The surgical procedure, or CEA, involves surgeons' opening up the artery to remove plaque. It is an invasive surgery first done in 1946. Stenting is a newer, less invasive procedure in which a catheter is threaded through blood vessels, usually from the groin, to the affected area in the artery. A balloon is used to open the blocked artery, and a mesh stent is placed to hold it open.

"Stenting was hailed as a less invasive alternative to surgery, one that avoided many of the hazards and risks inherent in a surgical procedure," said George Howard, Dr.P.H., professor in the Department of Biostatistics in the UAB School of Public Health and the study's first author. "What we find, however, is that the risk of stroke in patients over the age of 70 is twice that with stenting than with the surgical CEA procedure."

The study looked at data from four randomized controlled trials within the Carotid Stenosis Trialists' Collaboration with patients with symptomatic carotid stenosis. Collectively, 4,754 patients were followed. Age was not associated with increased stroke risk for either surgery or stenting in patients under age 70; but stent patients over 70 had an increased risk, particularly in the immediate time frame of the procedure.

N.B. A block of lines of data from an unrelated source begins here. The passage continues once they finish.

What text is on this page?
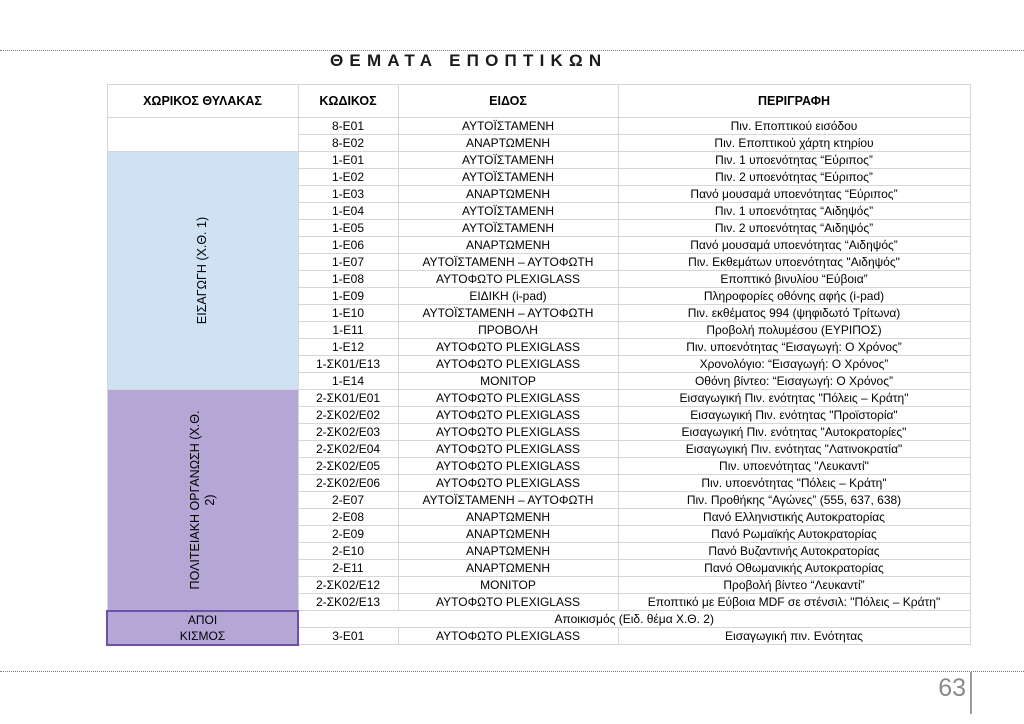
ΘΕΜΑΤΑ ΕΠΟΠΤΙΚΩΝ
ΧΩΡΙΚΟΣ ΘΥΛΑΚΑΣ	ΚΩΔΙΚΟΣ	ΕΙΔΟΣ	ΠΕΡΙΓΡΑΦΗ
	8-E01	ΑΥΤΟΪΣΤΑΜΕΝΗ	Πιν. Εποπτικού εισόδου
	8-E02	ΑΝΑΡΤΩΜΕΝΗ	Πιν. Εποπτικού χάρτη κτηρίου

ΕΙΣΑΓΩΓΗ (Χ.Θ. 1)	1-E01	ΑΥΤΟΪΣΤΑΜΕΝΗ	Πιν. 1 υποενότητας “Εύριπος”
	1-E02	ΑΥΤΟΪΣΤΑΜΕΝΗ	Πιν. 2 υποενότητας “Εύριπος”
	1-E03	ΑΝΑΡΤΩΜΕΝΗ	Πανό μουσαμά υποενότητας “Εύριπος”
	1-E04	ΑΥΤΟΪΣΤΑΜΕΝΗ	Πιν. 1 υποενότητας “Αιδηψός”
	1-E05	ΑΥΤΟΪΣΤΑΜΕΝΗ	Πιν. 2 υποενότητας “Αιδηψός”
	1-E06	ΑΝΑΡΤΩΜΕΝΗ	Πανό μουσαμά υποενότητας “Αιδηψός”
	1-E07	ΑΥΤΟΪΣΤΑΜΕΝΗ – ΑΥΤΟΦΩΤΗ	Πιν. Εκθεμάτων υποενότητας "Αιδηψός"
	1-E08	ΑΥΤΟΦΩΤΟ PLEXIGLASS	Εποπτικό βινυλίου “Εύβοια”
	1-E09	ΕΙΔΙΚΗ (i-pad)	Πληροφορίες οθόνης αφής (i-pad)
	1-E10	ΑΥΤΟΪΣΤΑΜΕΝΗ – ΑΥΤΟΦΩΤΗ	Πιν. εκθέματος 994 (ψηφιδωτό Τρίτωνα)
	1-E11	ΠΡΟΒΟΛΗ	Προβολή πολυμέσου (ΕΥΡΙΠΟΣ)
	1-E12	ΑΥΤΟΦΩΤΟ PLEXIGLASS	Πιν. υποενότητας “Εισαγωγή: Ο Χρόνος”
	1-ΣΚ01/E13	ΑΥΤΟΦΩΤΟ PLEXIGLASS	Χρονολόγιο: “Εισαγωγή: Ο Χρόνος”
	1-E14	ΜΟΝΙΤΟΡ	Οθόνη βίντεο: “Εισαγωγή: Ο Χρόνος”

ΠΟΛΙΤΕΙΑΚΗ ΟΡΓΑΝΩΣΗ (Χ.Θ. 2)	2-ΣΚ01/E01	ΑΥΤΟΦΩΤΟ PLEXIGLASS	Εισαγωγική Πιν. ενότητας "Πόλεις – Κράτη"
	2-ΣΚ02/E02	ΑΥΤΟΦΩΤΟ PLEXIGLASS	Εισαγωγική Πιν. ενότητας "Προϊστορία"
	2-ΣΚ02/E03	ΑΥΤΟΦΩΤΟ PLEXIGLASS	Εισαγωγική Πιν. ενότητας "Αυτοκρατορίες"
	2-ΣΚ02/E04	ΑΥΤΟΦΩΤΟ PLEXIGLASS	Εισαγωγική Πιν. ενότητας "Λατινοκρατία"
	2-ΣΚ02/E05	ΑΥΤΟΦΩΤΟ PLEXIGLASS	Πιν. υποενότητας "Λευκαντί"
	2-ΣΚ02/E06	ΑΥΤΟΦΩΤΟ PLEXIGLASS	Πιν. υποενότητας "Πόλεις – Κράτη"
	2-E07	ΑΥΤΟΪΣΤΑΜΕΝΗ – ΑΥΤΟΦΩΤΗ	Πιν. Προθήκης “Αγώνες” (555, 637, 638)
	2-E08	ΑΝΑΡΤΩΜΕΝΗ	Πανό Ελληνιστικής Αυτοκρατορίας
	2-E09	ΑΝΑΡΤΩΜΕΝΗ	Πανό Ρωμαϊκής Αυτοκρατορίας
	2-E10	ΑΝΑΡΤΩΜΕΝΗ	Πανό Βυζαντινής Αυτοκρατορίας
	2-E11	ΑΝΑΡΤΩΜΕΝΗ	Πανό Οθωμανικής Αυτοκρατορίας
	2-ΣΚ02/E12	ΜΟΝΙΤΟΡ	Προβολή βίντεο “Λευκαντί”
	2-ΣΚ02/E13	ΑΥΤΟΦΩΤΟ PLEXIGLASS	Εποπτικό με Εύβοια MDF σε στένσιλ: "Πόλεις – Κράτη"
ΑΠΟΙ ΚΙΣΜΟΣ	Αποικισμός (Ειδ. θέμα Χ.Θ. 2)		
	3-E01	ΑΥΤΟΦΩΤΟ PLEXIGLASS	Εισαγωγική πιν. Ενότητας
63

"These findings are very conclusive — stenting has a higher risk for stroke over carotid surgery in the older patient, older than 70," Howard said. "This study should help drive decision-making and establish appropriate practice guidelines in the treatment of carotid stenosis."

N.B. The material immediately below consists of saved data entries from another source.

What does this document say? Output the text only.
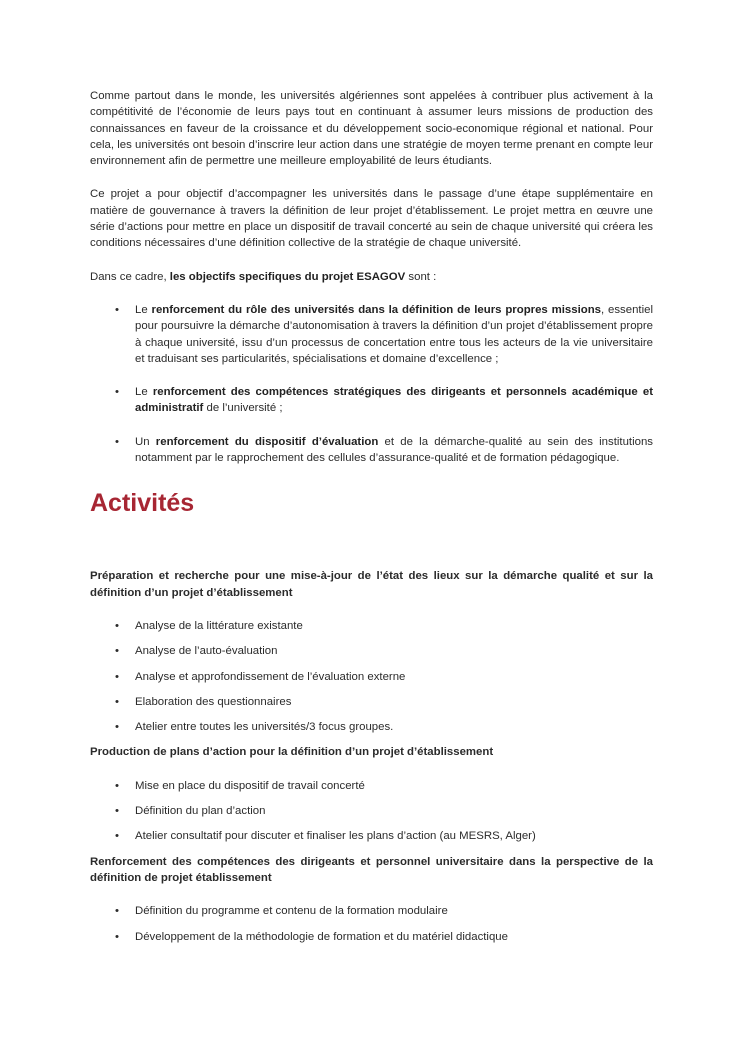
Comme partout dans le monde, les universités algériennes sont appelées à contribuer plus activement à la compétitivité de l’économie de leurs pays tout en continuant à assumer leurs missions de production des connaissances en faveur de la croissance et du développement socio-economique régional et national. Pour cela, les universités ont besoin d’inscrire leur action dans une stratégie de moyen terme prenant en compte leur environnement afin de permettre une meilleure employabilité de leurs étudiants.

Ce projet a pour objectif d’accompagner les universités dans le passage d’une étape supplémentaire en matière de gouvernance à travers la définition de leur projet d’établissement. Le projet mettra en œuvre une série d’actions pour mettre en place un dispositif de travail concerté au sein de chaque université qui créera les conditions nécessaires d’une définition collective de la stratégie de chaque université.

Dans ce cadre, les objectifs specifiques du projet ESAGOV sont :

• Le renforcement du rôle des universités dans la définition de leurs propres missions, essentiel pour poursuivre la démarche d’autonomisation à travers la définition d’un projet d’établissement propre à chaque université, issu d’un processus de concertation entre tous les acteurs de la vie universitaire et traduisant ses particularités, spécialisations et domaine d’excellence ;
• Le renforcement des compétences stratégiques des dirigeants et personnels académique et administratif de l’université ;
• Un renforcement du dispositif d’évaluation et de la démarche-qualité au sein des institutions notamment par le rapprochement des cellules d’assurance-qualité et de formation pédagogique.
Activités

Préparation et recherche pour une mise-à-jour de l’état des lieux sur la démarche qualité et sur la définition d’un projet d’établissement

• Analyse de la littérature existante
• Analyse de l’auto-évaluation
• Analyse et approfondissement de l’évaluation externe
• Elaboration des questionnaires
• Atelier entre toutes les universités/3 focus groupes.

Production de plans d’action pour la définition d’un projet d’établissement

• Mise en place du dispositif de travail concerté
• Définition du plan d’action
• Atelier consultatif pour discuter et finaliser les plans d’action (au MESRS, Alger)

Renforcement des compétences des dirigeants et personnel universitaire dans la perspective de la définition de projet établissement

• Définition du programme et contenu de la formation modulaire
• Développement de la méthodologie de formation et du matériel didactique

Howard says the stenting procedure itself seems to be causing the increased risk.

"The risk appears centered on the periprocedural period, the time during and immediately after the procedure," Howard said. "The risk does not appear to continue in the months or years following the procedure."

Howard acknowledges that advances in stenting, such as the routine use of closed-cell stents, which seem to be associated with lower rates of procedural stroke and the development of novel protection systems, might allow safe stenting for elderly people in the future.

"But for now, stenting in an older population needs to be done with great caution," he said.